If the Bahrain Outer Circuit counts as an ‘almost oval’, then surely the Reims circuit that was an irregular host of the French Grand Prix in the early years of the world championship was the trailblazer for that status.
Perhaps more tri-oval than oval with straights of just over two kilometres, it was a super-fast circuit with a couple of slow corners that produced some legendary slipstreaming battles – most famously between Mike Hawthorn and Juan-Manuel Fangio in 1953.
Reims eventually fell into disuse, a victim of financial troubles, after hosting 11 world championship races.
The Green Hell is the iconic road circuit, 22.8 kilometres of the most challenging road course in the world. It’s scarcely credible that grand prix cars raced here until the last German Grand Prix on the Nordschleife in 1976, when Niki Lauda’s accident proved it was no longer suitable for Formula 1 cars.
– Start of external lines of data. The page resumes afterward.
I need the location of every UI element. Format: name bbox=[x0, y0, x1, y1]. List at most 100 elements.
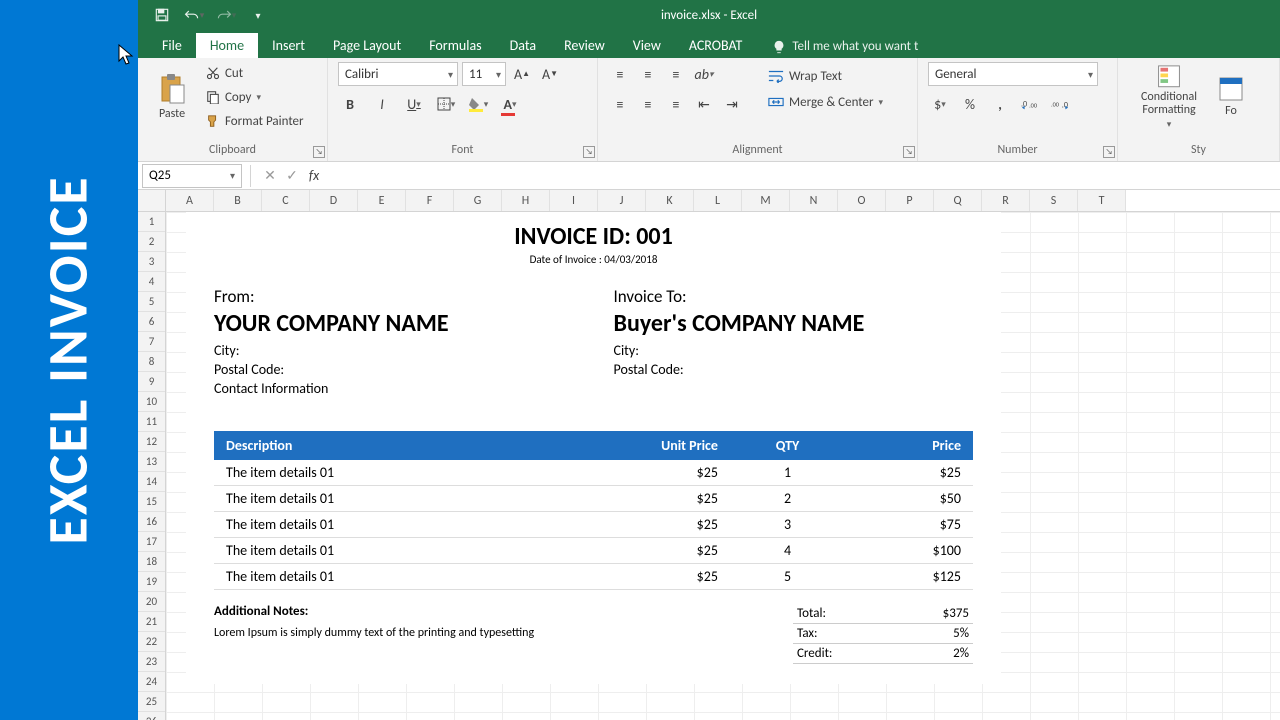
paste-button[interactable]: Paste bbox=[148, 62, 196, 132]
worksheet[interactable]: 1234567891011121314151617181920212223242… bbox=[138, 190, 1280, 720]
row-header[interactable]: 25 bbox=[138, 692, 165, 712]
column-header[interactable]: K bbox=[646, 190, 694, 211]
wrap-text-button[interactable]: Wrap Text bbox=[762, 65, 889, 87]
row-header[interactable]: 21 bbox=[138, 612, 165, 632]
table-cell[interactable]: $125 bbox=[845, 563, 973, 589]
accounting-format-button[interactable]: $ bbox=[928, 92, 952, 116]
increase-indent-icon[interactable]: ⇥ bbox=[720, 92, 744, 116]
column-header[interactable]: O bbox=[838, 190, 886, 211]
increase-decimal-icon[interactable]: .0.00 bbox=[1018, 92, 1042, 116]
tab-file[interactable]: File bbox=[148, 33, 196, 58]
borders-button[interactable] bbox=[434, 92, 458, 116]
format-as-table-button[interactable]: Fo bbox=[1214, 62, 1248, 132]
number-format-select[interactable]: General bbox=[928, 62, 1098, 86]
font-name-select[interactable]: Calibri bbox=[338, 62, 458, 86]
column-header[interactable]: D bbox=[310, 190, 358, 211]
align-middle-icon[interactable]: ≡ bbox=[636, 62, 660, 86]
align-top-icon[interactable]: ≡ bbox=[608, 62, 632, 86]
table-cell[interactable]: The item details 01 bbox=[214, 511, 534, 537]
row-header[interactable]: 26 bbox=[138, 712, 165, 720]
italic-button[interactable]: I bbox=[370, 92, 394, 116]
redo-icon[interactable] bbox=[212, 3, 240, 27]
tab-home[interactable]: Home bbox=[196, 33, 258, 58]
table-cell[interactable]: $25 bbox=[534, 511, 730, 537]
column-header[interactable]: S bbox=[1030, 190, 1078, 211]
decrease-font-icon[interactable]: A▼ bbox=[538, 62, 562, 86]
number-dialog-launcher[interactable] bbox=[1103, 146, 1115, 158]
row-header[interactable]: 19 bbox=[138, 572, 165, 592]
row-header[interactable]: 1 bbox=[138, 212, 165, 232]
fill-color-button[interactable] bbox=[466, 92, 490, 116]
save-icon[interactable] bbox=[148, 3, 176, 27]
tab-data[interactable]: Data bbox=[496, 33, 550, 58]
table-cell[interactable]: 2 bbox=[730, 485, 845, 511]
column-header[interactable]: T bbox=[1078, 190, 1126, 211]
fx-icon[interactable]: fx bbox=[303, 167, 325, 184]
table-cell[interactable]: The item details 01 bbox=[214, 485, 534, 511]
column-header[interactable]: J bbox=[598, 190, 646, 211]
align-bottom-icon[interactable]: ≡ bbox=[664, 62, 688, 86]
format-painter-button[interactable]: Format Painter bbox=[200, 110, 310, 132]
table-cell[interactable]: $25 bbox=[845, 460, 973, 486]
decrease-decimal-icon[interactable]: .00.0 bbox=[1048, 92, 1072, 116]
font-color-button[interactable]: A bbox=[498, 92, 522, 116]
row-header[interactable]: 23 bbox=[138, 652, 165, 672]
row-header[interactable]: 13 bbox=[138, 452, 165, 472]
alignment-dialog-launcher[interactable] bbox=[903, 146, 915, 158]
table-cell[interactable]: $25 bbox=[534, 537, 730, 563]
row-header[interactable]: 4 bbox=[138, 272, 165, 292]
row-header[interactable]: 12 bbox=[138, 432, 165, 452]
column-header[interactable]: F bbox=[406, 190, 454, 211]
table-cell[interactable]: The item details 01 bbox=[214, 537, 534, 563]
customize-qat-icon[interactable]: ▾ bbox=[244, 3, 272, 27]
conditional-formatting-button[interactable]: Conditional Formatting bbox=[1128, 62, 1210, 132]
table-cell[interactable]: $100 bbox=[845, 537, 973, 563]
row-header[interactable]: 14 bbox=[138, 472, 165, 492]
align-center-icon[interactable]: ≡ bbox=[636, 92, 660, 116]
tab-view[interactable]: View bbox=[619, 33, 675, 58]
row-header[interactable]: 9 bbox=[138, 372, 165, 392]
row-header[interactable]: 7 bbox=[138, 332, 165, 352]
font-size-select[interactable]: 11 bbox=[462, 62, 506, 86]
row-header[interactable]: 2 bbox=[138, 232, 165, 252]
column-header[interactable]: R bbox=[982, 190, 1030, 211]
column-header[interactable]: P bbox=[886, 190, 934, 211]
orientation-icon[interactable]: ab bbox=[692, 62, 716, 86]
tab-insert[interactable]: Insert bbox=[258, 33, 319, 58]
name-box[interactable]: Q25 bbox=[142, 164, 242, 188]
table-cell[interactable]: The item details 01 bbox=[214, 563, 534, 589]
tell-me[interactable]: Tell me what you want t bbox=[766, 35, 924, 58]
row-header[interactable]: 24 bbox=[138, 672, 165, 692]
row-header[interactable]: 3 bbox=[138, 252, 165, 272]
decrease-indent-icon[interactable]: ⇤ bbox=[692, 92, 716, 116]
column-header[interactable]: M bbox=[742, 190, 790, 211]
tab-page-layout[interactable]: Page Layout bbox=[319, 33, 415, 58]
column-header[interactable]: Q bbox=[934, 190, 982, 211]
merge-center-button[interactable]: Merge & Center bbox=[762, 91, 889, 113]
row-header[interactable]: 18 bbox=[138, 552, 165, 572]
cut-button[interactable]: Cut bbox=[200, 62, 310, 84]
bold-button[interactable]: B bbox=[338, 92, 362, 116]
column-header[interactable]: I bbox=[550, 190, 598, 211]
row-header[interactable]: 15 bbox=[138, 492, 165, 512]
tab-formulas[interactable]: Formulas bbox=[415, 33, 495, 58]
column-header[interactable]: H bbox=[502, 190, 550, 211]
row-header[interactable]: 16 bbox=[138, 512, 165, 532]
row-header[interactable]: 11 bbox=[138, 412, 165, 432]
font-dialog-launcher[interactable] bbox=[583, 146, 595, 158]
column-header[interactable]: N bbox=[790, 190, 838, 211]
underline-button[interactable]: U bbox=[402, 92, 426, 116]
table-cell[interactable]: 4 bbox=[730, 537, 845, 563]
align-left-icon[interactable]: ≡ bbox=[608, 92, 632, 116]
table-cell[interactable]: $25 bbox=[534, 485, 730, 511]
table-cell[interactable]: 1 bbox=[730, 460, 845, 486]
undo-icon[interactable] bbox=[180, 3, 208, 27]
table-cell[interactable]: The item details 01 bbox=[214, 460, 534, 486]
align-right-icon[interactable]: ≡ bbox=[664, 92, 688, 116]
row-header[interactable]: 22 bbox=[138, 632, 165, 652]
table-cell[interactable]: 3 bbox=[730, 511, 845, 537]
row-header[interactable]: 10 bbox=[138, 392, 165, 412]
table-cell[interactable]: $75 bbox=[845, 511, 973, 537]
cancel-formula-icon[interactable]: ✕ bbox=[259, 167, 281, 184]
column-header[interactable]: G bbox=[454, 190, 502, 211]
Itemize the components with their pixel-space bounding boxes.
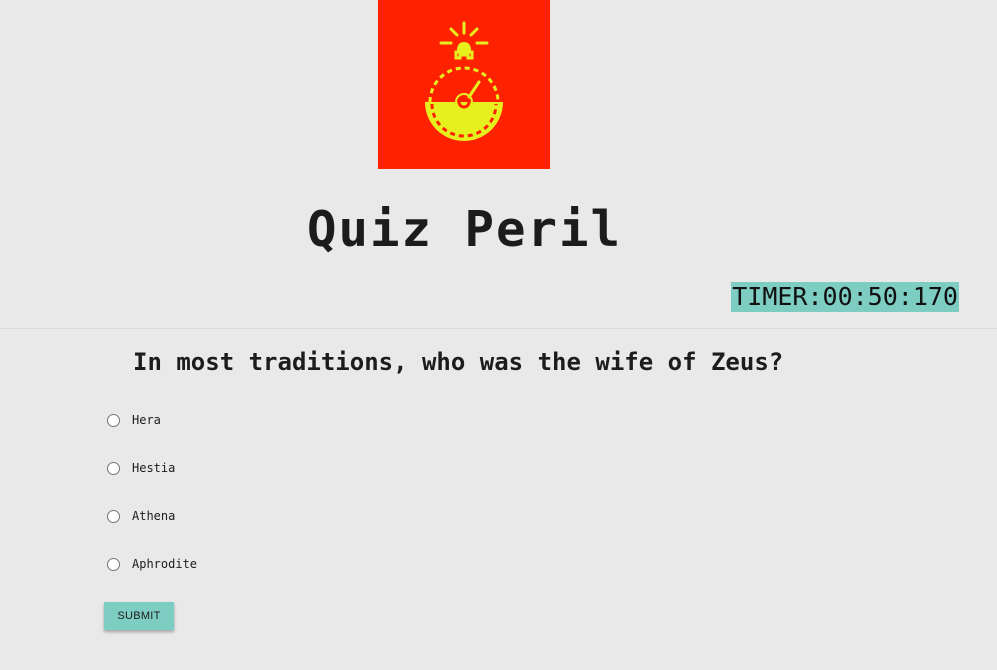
- radio-button[interactable]: [107, 413, 120, 427]
- option-aphrodite[interactable]: Aphrodite: [106, 550, 506, 578]
- app-logo: [378, 0, 550, 169]
- submit-button[interactable]: SUBMIT: [104, 602, 174, 630]
- option-label: Athena: [132, 509, 176, 523]
- quiz-page: Quiz Peril TIMER:00:50:170 In most tradi…: [0, 0, 997, 670]
- radio-button[interactable]: [107, 557, 120, 571]
- stopwatch-alarm-icon: [425, 21, 503, 141]
- option-hestia[interactable]: Hestia: [106, 454, 506, 482]
- timer-display: TIMER:00:50:170: [731, 282, 959, 312]
- option-label: Hera: [132, 413, 161, 427]
- radio-button[interactable]: [107, 509, 120, 523]
- option-hera[interactable]: Hera: [106, 406, 506, 434]
- option-athena[interactable]: Athena: [106, 502, 506, 530]
- header-divider: [0, 328, 997, 329]
- answer-options: Hera Hestia Athena Aphrodite: [106, 406, 506, 598]
- radio-button[interactable]: [107, 461, 120, 475]
- app-title: Quiz Peril: [306, 201, 622, 258]
- option-label: Hestia: [132, 461, 176, 475]
- question-text: In most traditions, who was the wife of …: [133, 348, 784, 376]
- option-label: Aphrodite: [132, 557, 198, 571]
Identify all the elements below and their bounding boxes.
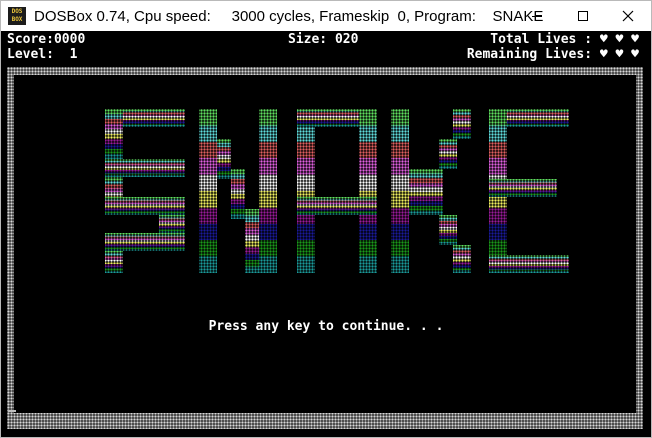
level-label: Level: 1 — [7, 47, 78, 62]
minimize-button[interactable] — [515, 1, 559, 31]
dosbox-window: DOS BOX DOSBox 0.74, Cpu speed: 3000 cycl… — [0, 0, 652, 438]
snake-title-logo — [105, 109, 569, 273]
maximize-icon — [578, 11, 588, 21]
logo-letter-a — [297, 109, 377, 273]
title-bar[interactable]: DOS BOX DOSBox 0.74, Cpu speed: 3000 cycl… — [1, 1, 651, 31]
logo-letter-k — [391, 109, 471, 273]
remaining-lives-label: Remaining Lives: ♥ ♥ ♥ — [466, 47, 639, 62]
dos-screen[interactable]: Score:0000 Level: 1 Size: 020 Total Live… — [1, 31, 651, 437]
close-button[interactable] — [605, 1, 651, 31]
continue-prompt: Press any key to continue. . . — [208, 319, 444, 334]
close-icon — [622, 10, 634, 22]
logo-letter-s — [105, 109, 185, 273]
logo-letter-n — [199, 109, 277, 273]
size-label: Size: 020 — [288, 32, 359, 47]
total-lives-label: Total Lives : ♥ ♥ ♥ — [490, 32, 639, 47]
maximize-button[interactable] — [561, 1, 605, 31]
logo-letter-e — [489, 109, 569, 273]
window-title: DOSBox 0.74, Cpu speed: 3000 cycles, Fra… — [34, 8, 544, 25]
minimize-icon — [532, 16, 542, 17]
dosbox-app-icon[interactable]: DOS BOX — [8, 7, 26, 25]
score-label: Score:0000 — [7, 32, 86, 47]
text-cursor — [8, 410, 16, 412]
Curiously, this great ‘natural’ road course was entirely man-made, built as a proving ground and race circuit in the 1920s. Tree-lined, undulating and fearsomely fast, it was a work of design genius and some of the greatest feats in grand prix racing happened here.
Juan Manuel Fangio’s charge to win for Maserati in 1957 and Jackie Stewart’s dominance in the wet in 1968 are ranked among the very greatest victories at a circuit where triumph flirted with tragedy all too often.